Torah Umesorah - National Society for Hebrew Day Schools (or Torah Umesorah תורה ומסורה) is an Orthodox Jewish organization that fosters and promotes Torah-based Jewish religious education in North America by supporting and developing a loosely affiliated network of 760 independent private Jewish day schools catering to more than 250,000 children, yeshivas and kollelim in every city with a significant population of Jews. The previous executive vice-president of Torah Umesorah was Rabbi Joshua Fishman, a disciple of Rabbi Yitzchok Hutner (1906-1980). Rabbi Fishman retired in June 2007, and the current Menahel is Rabbi Dovid Nojowitz, who returned to the U.S., after serving as Rosh Kollel in Melbourne, Australia for a quarter century.

The organization was established in New York City in 1944 at a time when the United States was at war with the Axis Powers and Europe’s Jews were facing the genocide of the Holocaust by the Nazis. Yet it was precisely at that time that the call went out, challenging the prevailing mood of the times, to establish a totally new network of Jewish day schools across North America. Torah Umesorah was founded after Lithuanian Yeshiva deans witnessed the success of the Chabad-Lubavitch School system started by its education arm, Merkos L’inyonie Chinuch (Central Organization for Jewish Education) established 1941. Merkos established a network of Jewish schools starting in the early forties, was founded by Rabbi Joseph Isaac Schneerson, the Lubavitcher Rebbe and directed by his son in law and successor Rabbi Menachem Mendel Schneerson.

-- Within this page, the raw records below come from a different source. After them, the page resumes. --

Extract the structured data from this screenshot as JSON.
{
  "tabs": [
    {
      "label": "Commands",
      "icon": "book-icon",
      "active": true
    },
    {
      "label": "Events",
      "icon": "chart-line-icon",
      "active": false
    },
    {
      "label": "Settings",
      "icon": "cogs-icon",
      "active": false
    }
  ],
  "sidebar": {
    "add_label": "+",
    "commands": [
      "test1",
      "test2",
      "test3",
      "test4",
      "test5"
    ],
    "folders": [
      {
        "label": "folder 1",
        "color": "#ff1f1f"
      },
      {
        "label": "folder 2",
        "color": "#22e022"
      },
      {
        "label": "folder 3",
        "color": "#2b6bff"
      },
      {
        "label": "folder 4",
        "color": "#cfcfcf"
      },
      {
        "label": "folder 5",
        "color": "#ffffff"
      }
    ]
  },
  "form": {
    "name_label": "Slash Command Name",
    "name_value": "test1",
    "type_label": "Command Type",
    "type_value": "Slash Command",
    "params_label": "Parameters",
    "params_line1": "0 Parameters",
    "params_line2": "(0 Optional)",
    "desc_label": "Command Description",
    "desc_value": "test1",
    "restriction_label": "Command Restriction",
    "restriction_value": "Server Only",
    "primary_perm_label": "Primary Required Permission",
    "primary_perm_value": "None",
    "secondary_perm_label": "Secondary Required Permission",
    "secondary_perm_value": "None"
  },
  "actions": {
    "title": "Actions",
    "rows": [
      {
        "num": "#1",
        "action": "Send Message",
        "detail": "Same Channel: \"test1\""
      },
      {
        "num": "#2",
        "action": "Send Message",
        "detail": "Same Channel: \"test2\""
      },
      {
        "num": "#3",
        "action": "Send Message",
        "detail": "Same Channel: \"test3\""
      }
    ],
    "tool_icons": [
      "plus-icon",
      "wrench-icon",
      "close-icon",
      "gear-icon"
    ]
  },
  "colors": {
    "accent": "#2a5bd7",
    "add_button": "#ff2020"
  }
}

The originator and leading personality of this new idea was the Hungarian-born Rabbi Shraga Feivel Mendlowitz (who insisted in being addressed as “Mr. Mendlowitz”) who was then serving as the head of the Yeshiva Torah Vodaas in Brooklyn. He was supported, encouraged and guided by a group of colleagues (mostly leading Eastern European-born and educated rosh yeshivas ["deans"]), such as Rabbi Aharon Kotler (1890-1962) the rosh yeshiva of the Lakewood yeshiva in New Jersey, and others.